Yes, Ultrasound has been used safely in obstetrics for over 35 years. In the 35 years of use in medicine, there has never been a harmful effect shown by the use of ultrasound. Many women have multiple ultrasounds during their pregnancy with no negative effect on the baby. Women who are having trouble with pregnancy may have as many as two or three ultrasounds per week late in the third trimester.

Multiple Pregnancy Ultrasounds Safe for Child (www.WebMD.com)

Prenatal Peek® has a business practice of  Licensing the Prenatal Peek® Trademark out to physicians, qualified sonographers or business entrepreneur that agree by contract to only have qualified sonographers perform ultrasound scans. In historical archives more data represents the safeness of ultrasound while being performed by a qualified professional.

The International Society for Ultrasound in Obstetrics and Gynecology (ISUOG), in 2002, stated: “Acoustic outputs are [generally] not high enough to produce deleterious effects. Their use therefore appears to be safe, for all stages of pregnancy.” (Abramowicz, et al. 105)

The American Pregnancy Association, “a national health organization committed to resolving reproduction, pregnancy and sexual health concerns through education, research, advocacy, and community awareness,” states the following: “[The] ultrasound is a non-invasive exam which poses no risks to the mother or developing fetus.” (Americanpregnancy.org)

Presently, ultrasound is as safe as ever, despite the false impression that 3-D/4-D technology poses greater risks than traditional 2-D. While conventional 2-D imaging requires a precise plane with which to observe the unborn baby, new techniques allow practitioners to freely rotate 3-D images of the scanned fetus within a stored volume. (Contemporary OB/GYN 4) Utilizing 3-D technology diminishes net exposure since volumetric images are rendered quickly and adjusted off-line.

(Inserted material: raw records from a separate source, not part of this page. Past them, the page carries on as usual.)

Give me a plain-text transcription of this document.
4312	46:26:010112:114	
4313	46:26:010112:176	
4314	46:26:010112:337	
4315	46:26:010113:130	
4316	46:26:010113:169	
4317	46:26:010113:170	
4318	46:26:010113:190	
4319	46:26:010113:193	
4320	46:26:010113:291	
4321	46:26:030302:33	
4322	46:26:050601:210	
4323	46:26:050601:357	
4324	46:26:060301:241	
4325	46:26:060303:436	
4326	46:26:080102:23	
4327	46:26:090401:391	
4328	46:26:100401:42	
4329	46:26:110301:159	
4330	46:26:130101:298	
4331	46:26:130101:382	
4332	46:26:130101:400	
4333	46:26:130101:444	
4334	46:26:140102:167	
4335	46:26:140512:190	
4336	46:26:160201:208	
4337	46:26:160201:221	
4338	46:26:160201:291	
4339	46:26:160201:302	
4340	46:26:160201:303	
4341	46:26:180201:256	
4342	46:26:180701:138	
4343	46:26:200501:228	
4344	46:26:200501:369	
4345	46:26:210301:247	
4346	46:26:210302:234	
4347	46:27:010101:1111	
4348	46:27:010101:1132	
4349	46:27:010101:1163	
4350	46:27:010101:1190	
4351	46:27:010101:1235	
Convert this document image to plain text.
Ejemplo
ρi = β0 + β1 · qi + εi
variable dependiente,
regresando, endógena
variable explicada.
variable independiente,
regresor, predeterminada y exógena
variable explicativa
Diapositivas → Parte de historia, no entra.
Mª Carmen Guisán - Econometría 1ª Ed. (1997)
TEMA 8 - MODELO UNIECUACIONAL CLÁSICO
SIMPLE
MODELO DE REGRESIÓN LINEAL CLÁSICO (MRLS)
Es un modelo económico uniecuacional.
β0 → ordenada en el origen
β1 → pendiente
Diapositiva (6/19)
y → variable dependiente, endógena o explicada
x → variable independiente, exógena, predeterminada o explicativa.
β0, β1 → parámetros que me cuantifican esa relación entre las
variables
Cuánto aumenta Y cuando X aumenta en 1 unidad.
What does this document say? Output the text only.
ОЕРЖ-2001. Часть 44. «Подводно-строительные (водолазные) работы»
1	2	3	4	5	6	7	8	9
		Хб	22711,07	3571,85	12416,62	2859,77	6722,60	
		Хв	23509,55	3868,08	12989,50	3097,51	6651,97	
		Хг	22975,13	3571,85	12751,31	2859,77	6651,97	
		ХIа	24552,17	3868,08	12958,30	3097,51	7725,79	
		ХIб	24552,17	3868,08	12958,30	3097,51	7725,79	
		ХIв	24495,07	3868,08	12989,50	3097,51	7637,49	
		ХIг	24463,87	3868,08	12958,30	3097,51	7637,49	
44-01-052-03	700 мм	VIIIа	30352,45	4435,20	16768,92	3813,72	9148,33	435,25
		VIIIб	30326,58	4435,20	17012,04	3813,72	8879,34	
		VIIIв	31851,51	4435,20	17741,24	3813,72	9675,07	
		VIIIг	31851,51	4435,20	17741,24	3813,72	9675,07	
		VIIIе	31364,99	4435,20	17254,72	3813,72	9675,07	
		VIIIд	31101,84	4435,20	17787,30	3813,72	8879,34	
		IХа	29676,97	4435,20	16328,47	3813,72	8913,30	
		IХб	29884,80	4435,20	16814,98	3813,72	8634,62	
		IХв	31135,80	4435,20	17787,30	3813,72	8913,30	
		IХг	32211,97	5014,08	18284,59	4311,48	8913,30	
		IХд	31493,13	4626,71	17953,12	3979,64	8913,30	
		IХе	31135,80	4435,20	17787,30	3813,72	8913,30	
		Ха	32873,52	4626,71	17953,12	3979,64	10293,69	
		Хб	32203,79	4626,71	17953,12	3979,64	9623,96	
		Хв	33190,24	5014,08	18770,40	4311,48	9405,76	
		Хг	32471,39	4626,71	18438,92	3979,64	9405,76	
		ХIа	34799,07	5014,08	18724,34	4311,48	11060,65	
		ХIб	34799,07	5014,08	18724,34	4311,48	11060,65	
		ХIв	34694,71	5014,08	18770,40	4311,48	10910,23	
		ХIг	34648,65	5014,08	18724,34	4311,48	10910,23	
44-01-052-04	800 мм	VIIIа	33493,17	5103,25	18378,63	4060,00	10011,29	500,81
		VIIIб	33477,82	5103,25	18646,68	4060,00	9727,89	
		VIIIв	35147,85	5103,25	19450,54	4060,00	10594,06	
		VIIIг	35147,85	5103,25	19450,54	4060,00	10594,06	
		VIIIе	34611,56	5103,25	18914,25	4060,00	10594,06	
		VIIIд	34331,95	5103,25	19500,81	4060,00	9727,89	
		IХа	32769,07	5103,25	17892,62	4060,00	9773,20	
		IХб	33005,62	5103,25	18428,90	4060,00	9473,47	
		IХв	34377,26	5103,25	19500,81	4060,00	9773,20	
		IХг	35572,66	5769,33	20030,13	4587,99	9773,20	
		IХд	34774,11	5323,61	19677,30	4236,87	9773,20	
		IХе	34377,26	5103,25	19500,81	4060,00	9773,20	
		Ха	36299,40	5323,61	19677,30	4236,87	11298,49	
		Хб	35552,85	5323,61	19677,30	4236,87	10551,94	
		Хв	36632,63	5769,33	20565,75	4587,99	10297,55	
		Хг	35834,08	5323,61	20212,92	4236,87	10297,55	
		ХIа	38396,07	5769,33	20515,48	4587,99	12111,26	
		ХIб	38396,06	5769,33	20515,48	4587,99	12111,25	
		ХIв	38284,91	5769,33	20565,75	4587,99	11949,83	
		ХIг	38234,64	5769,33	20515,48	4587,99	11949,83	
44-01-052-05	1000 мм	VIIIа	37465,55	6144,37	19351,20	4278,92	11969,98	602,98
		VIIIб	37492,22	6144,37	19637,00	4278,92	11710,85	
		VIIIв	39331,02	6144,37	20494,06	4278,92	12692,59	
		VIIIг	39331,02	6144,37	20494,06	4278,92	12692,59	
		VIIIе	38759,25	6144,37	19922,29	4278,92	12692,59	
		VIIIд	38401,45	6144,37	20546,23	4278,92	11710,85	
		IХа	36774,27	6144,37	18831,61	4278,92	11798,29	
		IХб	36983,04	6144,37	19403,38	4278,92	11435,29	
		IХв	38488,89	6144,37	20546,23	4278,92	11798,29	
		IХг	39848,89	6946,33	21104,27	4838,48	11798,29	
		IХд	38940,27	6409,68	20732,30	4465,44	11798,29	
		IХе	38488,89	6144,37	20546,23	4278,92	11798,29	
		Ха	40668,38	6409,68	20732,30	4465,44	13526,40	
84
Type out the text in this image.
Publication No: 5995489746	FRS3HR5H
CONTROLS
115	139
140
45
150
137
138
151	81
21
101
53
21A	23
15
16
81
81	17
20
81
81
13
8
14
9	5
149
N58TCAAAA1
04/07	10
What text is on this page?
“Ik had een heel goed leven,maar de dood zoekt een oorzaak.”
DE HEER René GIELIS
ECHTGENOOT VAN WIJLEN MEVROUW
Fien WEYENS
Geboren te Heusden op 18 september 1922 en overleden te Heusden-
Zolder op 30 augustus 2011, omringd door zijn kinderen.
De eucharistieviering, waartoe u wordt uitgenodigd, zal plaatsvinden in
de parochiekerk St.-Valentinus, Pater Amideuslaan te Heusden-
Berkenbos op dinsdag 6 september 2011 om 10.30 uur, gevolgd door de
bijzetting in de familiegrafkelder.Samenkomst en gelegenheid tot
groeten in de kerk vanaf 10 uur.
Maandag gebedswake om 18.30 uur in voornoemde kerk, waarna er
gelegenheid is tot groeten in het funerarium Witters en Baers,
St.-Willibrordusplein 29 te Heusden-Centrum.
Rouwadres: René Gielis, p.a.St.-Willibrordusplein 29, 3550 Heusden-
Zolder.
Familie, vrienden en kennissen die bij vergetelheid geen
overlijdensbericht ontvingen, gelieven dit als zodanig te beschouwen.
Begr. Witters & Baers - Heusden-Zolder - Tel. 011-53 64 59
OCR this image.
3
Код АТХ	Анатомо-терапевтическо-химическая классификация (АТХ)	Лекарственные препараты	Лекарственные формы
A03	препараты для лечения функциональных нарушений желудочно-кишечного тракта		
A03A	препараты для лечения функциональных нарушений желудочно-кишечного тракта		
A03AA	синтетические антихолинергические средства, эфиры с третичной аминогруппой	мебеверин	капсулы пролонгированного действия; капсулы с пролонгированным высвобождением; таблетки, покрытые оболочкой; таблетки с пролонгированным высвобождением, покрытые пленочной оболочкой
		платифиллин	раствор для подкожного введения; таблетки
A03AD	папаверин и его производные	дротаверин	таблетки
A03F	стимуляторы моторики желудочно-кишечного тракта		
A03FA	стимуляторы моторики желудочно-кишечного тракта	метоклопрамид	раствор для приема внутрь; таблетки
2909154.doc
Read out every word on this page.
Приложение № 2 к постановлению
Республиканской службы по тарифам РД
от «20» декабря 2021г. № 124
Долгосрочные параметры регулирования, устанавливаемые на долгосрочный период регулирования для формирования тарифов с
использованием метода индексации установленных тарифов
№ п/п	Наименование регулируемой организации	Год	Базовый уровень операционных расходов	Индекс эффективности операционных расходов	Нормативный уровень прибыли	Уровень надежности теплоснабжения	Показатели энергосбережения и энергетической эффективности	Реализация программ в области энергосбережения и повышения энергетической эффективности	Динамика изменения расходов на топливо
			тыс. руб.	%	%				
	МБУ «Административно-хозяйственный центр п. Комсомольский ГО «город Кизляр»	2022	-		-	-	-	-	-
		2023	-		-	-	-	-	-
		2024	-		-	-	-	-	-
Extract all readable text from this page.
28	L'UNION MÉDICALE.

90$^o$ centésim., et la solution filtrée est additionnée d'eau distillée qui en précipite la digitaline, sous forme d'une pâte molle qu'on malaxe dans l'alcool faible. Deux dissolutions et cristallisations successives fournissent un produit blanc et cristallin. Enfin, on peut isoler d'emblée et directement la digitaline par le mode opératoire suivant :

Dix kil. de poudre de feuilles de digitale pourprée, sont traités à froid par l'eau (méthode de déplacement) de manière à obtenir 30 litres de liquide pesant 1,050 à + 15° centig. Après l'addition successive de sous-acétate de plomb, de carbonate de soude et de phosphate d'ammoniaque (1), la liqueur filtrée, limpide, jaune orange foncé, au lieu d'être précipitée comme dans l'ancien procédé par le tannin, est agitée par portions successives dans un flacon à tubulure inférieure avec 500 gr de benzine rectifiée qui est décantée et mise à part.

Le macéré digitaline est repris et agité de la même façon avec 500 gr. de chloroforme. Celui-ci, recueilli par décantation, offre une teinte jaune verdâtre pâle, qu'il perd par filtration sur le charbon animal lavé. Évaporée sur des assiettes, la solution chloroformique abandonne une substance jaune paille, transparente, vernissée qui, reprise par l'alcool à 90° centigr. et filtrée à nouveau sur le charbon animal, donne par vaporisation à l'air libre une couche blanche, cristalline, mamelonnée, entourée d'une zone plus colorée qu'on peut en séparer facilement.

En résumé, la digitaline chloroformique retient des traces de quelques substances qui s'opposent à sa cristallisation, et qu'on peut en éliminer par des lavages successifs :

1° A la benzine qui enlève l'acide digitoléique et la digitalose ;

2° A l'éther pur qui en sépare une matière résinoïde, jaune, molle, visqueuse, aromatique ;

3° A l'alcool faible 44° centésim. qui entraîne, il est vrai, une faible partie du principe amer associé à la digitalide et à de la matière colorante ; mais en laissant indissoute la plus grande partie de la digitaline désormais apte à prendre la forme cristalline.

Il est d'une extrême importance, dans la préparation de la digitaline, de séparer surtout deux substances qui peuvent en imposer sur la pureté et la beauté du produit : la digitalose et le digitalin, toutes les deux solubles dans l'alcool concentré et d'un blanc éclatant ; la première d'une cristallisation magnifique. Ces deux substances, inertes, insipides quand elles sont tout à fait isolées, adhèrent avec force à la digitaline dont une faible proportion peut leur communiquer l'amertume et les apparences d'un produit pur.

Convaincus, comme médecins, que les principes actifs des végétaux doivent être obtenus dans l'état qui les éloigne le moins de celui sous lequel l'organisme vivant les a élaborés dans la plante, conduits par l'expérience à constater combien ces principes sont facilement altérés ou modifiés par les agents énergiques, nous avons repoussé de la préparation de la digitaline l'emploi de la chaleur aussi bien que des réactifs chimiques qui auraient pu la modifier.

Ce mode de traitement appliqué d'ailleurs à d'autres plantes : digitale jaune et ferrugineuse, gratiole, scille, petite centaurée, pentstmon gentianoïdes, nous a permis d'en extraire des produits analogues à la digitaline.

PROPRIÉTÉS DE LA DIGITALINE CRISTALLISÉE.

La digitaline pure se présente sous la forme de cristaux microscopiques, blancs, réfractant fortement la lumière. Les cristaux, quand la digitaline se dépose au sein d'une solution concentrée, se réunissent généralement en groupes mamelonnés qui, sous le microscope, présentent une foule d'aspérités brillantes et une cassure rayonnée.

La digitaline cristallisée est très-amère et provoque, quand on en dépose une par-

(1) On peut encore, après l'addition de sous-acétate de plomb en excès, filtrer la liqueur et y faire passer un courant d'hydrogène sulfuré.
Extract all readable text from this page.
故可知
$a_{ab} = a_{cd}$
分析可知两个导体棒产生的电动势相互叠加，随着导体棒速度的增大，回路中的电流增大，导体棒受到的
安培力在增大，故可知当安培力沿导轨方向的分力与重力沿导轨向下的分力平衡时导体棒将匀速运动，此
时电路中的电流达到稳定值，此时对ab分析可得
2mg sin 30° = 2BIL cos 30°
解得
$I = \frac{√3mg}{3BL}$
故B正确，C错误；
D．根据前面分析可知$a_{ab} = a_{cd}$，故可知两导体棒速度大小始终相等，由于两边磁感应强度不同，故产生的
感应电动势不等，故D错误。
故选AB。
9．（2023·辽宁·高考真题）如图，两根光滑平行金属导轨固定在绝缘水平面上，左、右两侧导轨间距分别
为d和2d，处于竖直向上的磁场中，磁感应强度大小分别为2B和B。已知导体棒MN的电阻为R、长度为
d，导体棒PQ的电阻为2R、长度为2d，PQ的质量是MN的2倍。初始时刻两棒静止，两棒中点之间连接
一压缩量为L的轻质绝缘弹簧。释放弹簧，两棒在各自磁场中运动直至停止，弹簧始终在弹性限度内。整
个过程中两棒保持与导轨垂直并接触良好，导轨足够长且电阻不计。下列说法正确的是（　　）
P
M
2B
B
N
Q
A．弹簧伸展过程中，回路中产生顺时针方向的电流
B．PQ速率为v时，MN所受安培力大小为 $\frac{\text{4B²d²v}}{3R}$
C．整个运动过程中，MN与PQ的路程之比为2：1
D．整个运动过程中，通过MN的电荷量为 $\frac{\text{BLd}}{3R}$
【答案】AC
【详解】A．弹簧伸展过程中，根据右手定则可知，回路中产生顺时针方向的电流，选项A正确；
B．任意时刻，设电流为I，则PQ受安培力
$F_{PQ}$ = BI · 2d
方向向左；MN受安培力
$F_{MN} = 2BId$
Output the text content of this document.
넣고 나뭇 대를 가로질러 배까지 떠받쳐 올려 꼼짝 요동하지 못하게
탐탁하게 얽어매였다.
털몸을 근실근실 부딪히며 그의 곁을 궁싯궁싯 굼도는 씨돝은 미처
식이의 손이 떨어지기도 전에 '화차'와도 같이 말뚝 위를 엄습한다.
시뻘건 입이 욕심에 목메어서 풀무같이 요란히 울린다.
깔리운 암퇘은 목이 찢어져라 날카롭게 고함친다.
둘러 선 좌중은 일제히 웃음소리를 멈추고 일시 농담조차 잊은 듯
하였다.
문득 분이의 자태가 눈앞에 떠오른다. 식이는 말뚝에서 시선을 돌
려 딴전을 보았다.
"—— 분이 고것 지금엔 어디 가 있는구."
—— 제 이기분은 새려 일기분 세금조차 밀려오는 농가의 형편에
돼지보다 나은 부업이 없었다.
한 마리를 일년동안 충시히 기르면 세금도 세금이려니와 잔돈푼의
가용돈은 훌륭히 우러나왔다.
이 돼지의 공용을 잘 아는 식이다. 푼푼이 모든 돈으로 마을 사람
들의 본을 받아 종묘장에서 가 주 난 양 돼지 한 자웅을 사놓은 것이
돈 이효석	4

Actually, 3-D/4-D “entertainment” scans that are performed by experienced, certified technicians often result in less exposure than those for diagnostic purposes. Volume acquisition, multiple 2-D images converted by computer into a detailed 3-D picture, occurs in seconds. Since the technician can manipulate images off-line (probe not in contact with skin) with no time limitations, “three-dimensional sonography reduces tremendously the time of exposure of [fetus] to the ultrasound beam.” (Kurjak 1)

“Entertainment” scans require higher intensity levels, and subject women and their unborn children to longer exposure time, especially when the technician is poorly trained or using improperly maintained equipment.

Kurjak, Asim. “3-D Ultrasound and Perinatal Medicine.” Journal of Perinatal Medicine 30 (2002): 5-8. Online.

Should I make an appointment in advance?

Yes, Ultrasound Appointments should be made as soon as possible!  Weekends and evenings are the most popular appointment times. Operational Days and Hours differ according to location so please call or visit the location page for site-specific information.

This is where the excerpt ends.